Pode um segredo unir-nos
e definir quem somos.
Intervalo das aulas em
tarde de Inverno.
Não há muito para fazer
cá fora. Os rapazes jogam à bola. Têm brincadeiras brutas, com pontapés e
lapadas uns aos outros. Em grupo são meio assustadores.
Então noto que não é com
uma bola que jogam. Perto de mim jaz o corpo de uma boneca. Arrancaram-lhe a
cabeça que lhes serve de bola. Ela parece-se com a minha boneca Joaninha. Já
não brinco com ela - tenho dez anos, sou crescida para brincar com bonecas -
mas deixo-a em cima da cama quando saio para a escola e gosto de a reencontrar
quando regresso. Foi o meu segredo para
não ter medo de trovões nem de dormir no escuro. Não estava sozinha, porque ela
estava comigo.
Não devem tê-la tirado a
nenhuma menina, as funcionárias não o deixariam e não podemos trazer brinquedos
para a escola.
Alguém tê-la-á deitado
fora e eles encontraram-na. Parece-se com a Joaninha. Não é uma boneca cara.

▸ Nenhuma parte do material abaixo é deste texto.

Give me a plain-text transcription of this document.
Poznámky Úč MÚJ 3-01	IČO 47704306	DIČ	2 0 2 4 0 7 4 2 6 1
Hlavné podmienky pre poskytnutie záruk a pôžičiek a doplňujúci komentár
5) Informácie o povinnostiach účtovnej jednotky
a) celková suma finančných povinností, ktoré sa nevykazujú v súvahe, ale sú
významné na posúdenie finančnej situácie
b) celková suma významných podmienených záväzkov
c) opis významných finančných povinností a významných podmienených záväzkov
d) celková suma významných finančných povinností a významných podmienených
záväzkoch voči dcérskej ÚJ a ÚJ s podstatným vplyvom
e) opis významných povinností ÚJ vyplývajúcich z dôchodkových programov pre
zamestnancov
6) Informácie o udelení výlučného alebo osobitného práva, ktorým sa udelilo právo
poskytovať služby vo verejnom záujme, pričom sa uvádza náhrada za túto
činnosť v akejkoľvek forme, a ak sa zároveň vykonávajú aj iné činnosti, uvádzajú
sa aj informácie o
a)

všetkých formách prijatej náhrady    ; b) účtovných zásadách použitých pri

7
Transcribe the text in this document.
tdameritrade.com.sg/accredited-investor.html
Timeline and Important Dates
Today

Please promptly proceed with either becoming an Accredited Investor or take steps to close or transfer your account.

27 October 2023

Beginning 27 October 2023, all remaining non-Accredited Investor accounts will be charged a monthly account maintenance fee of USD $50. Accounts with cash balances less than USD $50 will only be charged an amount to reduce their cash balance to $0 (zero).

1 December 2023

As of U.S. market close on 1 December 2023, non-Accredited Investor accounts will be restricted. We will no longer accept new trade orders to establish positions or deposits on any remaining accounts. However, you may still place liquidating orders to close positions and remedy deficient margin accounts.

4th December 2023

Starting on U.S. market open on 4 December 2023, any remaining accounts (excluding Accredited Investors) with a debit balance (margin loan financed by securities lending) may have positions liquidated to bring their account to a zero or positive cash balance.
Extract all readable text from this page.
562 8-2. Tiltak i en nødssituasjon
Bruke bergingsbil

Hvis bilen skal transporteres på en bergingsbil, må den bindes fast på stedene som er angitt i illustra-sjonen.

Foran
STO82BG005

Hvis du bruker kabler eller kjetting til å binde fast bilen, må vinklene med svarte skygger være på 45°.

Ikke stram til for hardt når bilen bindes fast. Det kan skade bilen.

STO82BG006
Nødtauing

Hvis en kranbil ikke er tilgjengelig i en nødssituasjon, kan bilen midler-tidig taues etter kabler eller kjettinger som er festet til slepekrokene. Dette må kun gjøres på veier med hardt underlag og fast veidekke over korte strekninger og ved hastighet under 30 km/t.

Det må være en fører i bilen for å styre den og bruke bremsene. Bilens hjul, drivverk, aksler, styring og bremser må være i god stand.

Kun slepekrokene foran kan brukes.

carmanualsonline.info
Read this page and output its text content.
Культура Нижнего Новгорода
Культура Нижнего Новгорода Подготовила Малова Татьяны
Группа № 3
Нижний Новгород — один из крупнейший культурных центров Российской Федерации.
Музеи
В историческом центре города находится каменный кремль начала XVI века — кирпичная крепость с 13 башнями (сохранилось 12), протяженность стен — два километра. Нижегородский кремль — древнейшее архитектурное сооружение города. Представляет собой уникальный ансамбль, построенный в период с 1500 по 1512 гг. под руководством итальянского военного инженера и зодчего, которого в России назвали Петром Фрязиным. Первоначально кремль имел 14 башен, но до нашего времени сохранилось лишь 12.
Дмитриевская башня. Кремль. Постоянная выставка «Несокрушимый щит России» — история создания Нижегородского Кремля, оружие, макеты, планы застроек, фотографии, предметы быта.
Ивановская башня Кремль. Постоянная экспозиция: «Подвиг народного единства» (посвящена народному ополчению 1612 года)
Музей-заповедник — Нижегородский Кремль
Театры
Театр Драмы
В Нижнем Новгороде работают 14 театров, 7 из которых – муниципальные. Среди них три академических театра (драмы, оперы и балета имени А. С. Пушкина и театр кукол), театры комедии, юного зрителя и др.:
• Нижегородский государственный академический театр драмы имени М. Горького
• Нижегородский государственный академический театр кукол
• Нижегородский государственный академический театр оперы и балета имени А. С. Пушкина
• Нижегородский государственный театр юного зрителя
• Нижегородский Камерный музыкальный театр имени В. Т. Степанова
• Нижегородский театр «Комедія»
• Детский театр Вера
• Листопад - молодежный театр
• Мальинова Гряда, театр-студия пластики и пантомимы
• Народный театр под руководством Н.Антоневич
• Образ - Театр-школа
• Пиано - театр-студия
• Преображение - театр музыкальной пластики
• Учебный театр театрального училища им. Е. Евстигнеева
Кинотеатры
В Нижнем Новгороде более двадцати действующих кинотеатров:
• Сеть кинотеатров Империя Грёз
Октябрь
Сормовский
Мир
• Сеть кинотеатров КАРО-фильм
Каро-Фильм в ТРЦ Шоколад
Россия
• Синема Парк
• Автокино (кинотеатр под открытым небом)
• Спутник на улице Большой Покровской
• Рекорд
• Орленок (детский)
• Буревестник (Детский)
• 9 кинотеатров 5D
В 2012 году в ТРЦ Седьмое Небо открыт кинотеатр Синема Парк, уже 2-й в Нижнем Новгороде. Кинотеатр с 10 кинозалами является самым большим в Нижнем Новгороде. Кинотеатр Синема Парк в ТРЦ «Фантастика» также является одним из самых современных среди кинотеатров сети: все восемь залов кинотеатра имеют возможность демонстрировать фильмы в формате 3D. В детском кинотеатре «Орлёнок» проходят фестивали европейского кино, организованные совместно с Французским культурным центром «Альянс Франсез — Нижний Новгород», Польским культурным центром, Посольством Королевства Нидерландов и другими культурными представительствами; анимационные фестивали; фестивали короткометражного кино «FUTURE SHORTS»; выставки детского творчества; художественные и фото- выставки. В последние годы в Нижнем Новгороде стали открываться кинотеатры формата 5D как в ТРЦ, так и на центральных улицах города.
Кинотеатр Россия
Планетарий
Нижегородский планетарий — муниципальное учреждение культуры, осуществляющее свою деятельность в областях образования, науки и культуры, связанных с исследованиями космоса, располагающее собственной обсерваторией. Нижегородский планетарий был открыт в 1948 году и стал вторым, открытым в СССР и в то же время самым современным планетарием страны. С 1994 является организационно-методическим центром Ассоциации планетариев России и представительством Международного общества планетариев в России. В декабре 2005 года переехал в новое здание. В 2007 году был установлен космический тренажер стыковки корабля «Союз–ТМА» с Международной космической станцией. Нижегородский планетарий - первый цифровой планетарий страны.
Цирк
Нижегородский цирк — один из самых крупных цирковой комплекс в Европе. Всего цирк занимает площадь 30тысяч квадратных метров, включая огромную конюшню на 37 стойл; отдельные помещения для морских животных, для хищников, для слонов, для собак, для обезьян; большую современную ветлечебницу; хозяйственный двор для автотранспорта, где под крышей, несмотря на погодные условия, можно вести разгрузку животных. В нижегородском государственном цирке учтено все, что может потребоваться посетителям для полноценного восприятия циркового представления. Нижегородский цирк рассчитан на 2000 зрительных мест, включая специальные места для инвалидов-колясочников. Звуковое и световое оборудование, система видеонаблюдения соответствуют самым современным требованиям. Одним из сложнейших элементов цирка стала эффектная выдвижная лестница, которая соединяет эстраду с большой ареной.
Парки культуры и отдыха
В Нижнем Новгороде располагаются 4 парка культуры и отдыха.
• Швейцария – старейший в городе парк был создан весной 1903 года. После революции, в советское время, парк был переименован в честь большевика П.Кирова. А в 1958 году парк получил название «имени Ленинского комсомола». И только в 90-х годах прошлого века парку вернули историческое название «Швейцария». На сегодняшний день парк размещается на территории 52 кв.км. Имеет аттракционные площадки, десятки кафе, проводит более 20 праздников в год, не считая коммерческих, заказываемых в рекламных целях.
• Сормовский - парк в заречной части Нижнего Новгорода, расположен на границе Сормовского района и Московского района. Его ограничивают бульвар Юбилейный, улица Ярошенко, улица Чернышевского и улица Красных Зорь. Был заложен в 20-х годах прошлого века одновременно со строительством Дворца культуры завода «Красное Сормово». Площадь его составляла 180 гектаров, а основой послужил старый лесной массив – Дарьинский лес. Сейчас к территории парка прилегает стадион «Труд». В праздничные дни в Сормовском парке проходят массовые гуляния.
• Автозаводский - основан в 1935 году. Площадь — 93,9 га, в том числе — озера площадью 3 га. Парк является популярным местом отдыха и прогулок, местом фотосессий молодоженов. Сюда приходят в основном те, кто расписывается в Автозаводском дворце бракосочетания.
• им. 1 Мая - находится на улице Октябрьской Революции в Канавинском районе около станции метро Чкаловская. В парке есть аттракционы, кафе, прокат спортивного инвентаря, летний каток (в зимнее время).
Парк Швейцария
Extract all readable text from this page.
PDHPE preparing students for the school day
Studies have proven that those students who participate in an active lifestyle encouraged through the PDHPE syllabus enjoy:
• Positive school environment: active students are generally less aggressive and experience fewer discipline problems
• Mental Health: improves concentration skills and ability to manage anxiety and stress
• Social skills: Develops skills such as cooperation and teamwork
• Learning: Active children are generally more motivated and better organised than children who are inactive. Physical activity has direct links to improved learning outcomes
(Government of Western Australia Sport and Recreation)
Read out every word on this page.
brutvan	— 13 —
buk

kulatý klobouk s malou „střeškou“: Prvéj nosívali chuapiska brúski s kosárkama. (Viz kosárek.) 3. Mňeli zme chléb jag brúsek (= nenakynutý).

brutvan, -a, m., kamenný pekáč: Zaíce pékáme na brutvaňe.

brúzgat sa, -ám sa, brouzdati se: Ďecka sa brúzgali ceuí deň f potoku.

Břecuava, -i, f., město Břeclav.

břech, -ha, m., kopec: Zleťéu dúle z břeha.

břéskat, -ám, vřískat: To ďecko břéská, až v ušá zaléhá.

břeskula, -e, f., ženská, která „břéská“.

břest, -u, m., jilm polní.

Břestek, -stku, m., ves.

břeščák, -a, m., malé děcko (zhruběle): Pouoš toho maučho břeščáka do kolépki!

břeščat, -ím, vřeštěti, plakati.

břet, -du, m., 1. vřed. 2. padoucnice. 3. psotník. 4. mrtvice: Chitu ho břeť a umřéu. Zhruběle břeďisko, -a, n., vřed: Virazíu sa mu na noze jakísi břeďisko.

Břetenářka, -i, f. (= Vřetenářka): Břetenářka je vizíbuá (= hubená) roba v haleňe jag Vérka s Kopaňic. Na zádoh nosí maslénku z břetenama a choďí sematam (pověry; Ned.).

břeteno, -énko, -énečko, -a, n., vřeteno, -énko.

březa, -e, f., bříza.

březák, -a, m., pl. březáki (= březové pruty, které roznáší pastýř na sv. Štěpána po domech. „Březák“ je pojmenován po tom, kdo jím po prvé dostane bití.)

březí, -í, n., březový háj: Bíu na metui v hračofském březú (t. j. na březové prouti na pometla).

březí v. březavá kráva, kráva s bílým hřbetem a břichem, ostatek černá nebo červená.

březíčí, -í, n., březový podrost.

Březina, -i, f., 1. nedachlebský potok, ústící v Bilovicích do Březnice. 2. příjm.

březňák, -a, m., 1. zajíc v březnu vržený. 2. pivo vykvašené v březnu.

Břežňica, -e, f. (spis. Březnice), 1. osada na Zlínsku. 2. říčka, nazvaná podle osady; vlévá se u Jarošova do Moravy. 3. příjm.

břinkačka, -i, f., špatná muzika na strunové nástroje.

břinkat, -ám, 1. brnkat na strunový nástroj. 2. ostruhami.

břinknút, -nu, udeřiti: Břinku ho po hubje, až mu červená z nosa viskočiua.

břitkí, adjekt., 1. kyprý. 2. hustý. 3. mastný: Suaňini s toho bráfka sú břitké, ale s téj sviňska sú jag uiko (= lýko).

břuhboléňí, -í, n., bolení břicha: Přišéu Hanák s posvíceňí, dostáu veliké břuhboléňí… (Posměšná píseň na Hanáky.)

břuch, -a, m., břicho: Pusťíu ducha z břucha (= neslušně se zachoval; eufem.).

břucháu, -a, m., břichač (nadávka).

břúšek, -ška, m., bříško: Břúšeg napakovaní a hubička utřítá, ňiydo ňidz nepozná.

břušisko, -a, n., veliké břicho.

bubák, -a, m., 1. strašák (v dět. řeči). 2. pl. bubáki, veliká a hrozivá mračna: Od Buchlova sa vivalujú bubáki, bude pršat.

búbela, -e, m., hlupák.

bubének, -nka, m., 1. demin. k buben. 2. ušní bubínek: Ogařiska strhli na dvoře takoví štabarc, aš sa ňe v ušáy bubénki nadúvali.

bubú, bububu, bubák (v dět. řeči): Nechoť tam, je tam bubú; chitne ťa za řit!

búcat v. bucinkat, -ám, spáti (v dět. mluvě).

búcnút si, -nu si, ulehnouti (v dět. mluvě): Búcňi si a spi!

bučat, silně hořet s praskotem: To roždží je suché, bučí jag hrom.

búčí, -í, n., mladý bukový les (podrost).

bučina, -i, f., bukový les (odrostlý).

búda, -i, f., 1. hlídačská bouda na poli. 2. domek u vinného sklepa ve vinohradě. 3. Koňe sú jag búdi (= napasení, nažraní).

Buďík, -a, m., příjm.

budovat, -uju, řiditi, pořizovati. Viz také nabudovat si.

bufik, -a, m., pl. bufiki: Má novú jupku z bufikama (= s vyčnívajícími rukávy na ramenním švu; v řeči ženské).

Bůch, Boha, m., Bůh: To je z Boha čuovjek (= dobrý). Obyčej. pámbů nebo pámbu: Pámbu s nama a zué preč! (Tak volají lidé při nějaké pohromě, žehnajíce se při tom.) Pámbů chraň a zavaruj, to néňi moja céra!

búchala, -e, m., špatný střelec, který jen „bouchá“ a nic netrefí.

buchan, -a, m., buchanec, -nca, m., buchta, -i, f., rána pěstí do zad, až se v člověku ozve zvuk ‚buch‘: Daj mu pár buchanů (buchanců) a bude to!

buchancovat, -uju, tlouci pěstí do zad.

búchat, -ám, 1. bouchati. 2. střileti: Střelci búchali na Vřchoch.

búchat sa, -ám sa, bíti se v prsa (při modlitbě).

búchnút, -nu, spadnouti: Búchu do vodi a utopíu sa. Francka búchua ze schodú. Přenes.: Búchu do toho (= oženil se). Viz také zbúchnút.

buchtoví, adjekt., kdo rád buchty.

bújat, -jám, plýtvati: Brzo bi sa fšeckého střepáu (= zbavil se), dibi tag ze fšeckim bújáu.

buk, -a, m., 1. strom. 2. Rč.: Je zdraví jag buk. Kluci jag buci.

Não é daqueles que falam ou andam. Tem rosto e corpo de bebe. Devia ser
abraçada e não pontapeada. Pego com cuidado no seu corpo. Queria ter a coragem
de ir para o meio do jogo e salvá-la. Se tentasse dizer-lhes alguma coisa não
me iam ouvir.
Começa a chover fininho e
toca para dentro quando o Rui num pontapé a manda para as silvas. O Delfim que
é baixinho e por isso muitas vezes não o escolhem para jogar, grita para os
outros que irá buscar a bola. Todos vão para dentro, cá fora só ficamos os
dois. Quero pedir-lhe a cabeça, mas não sei como.
Ele olha para mim e
diz-me enquanto me a entrega: “esconde-a, será o nosso segredo”.
Baptizei-a Ana.
Afinal os rapazes não são
assim tão maus.
Pois não são. Bastante simples e comovedor e gostei bastante!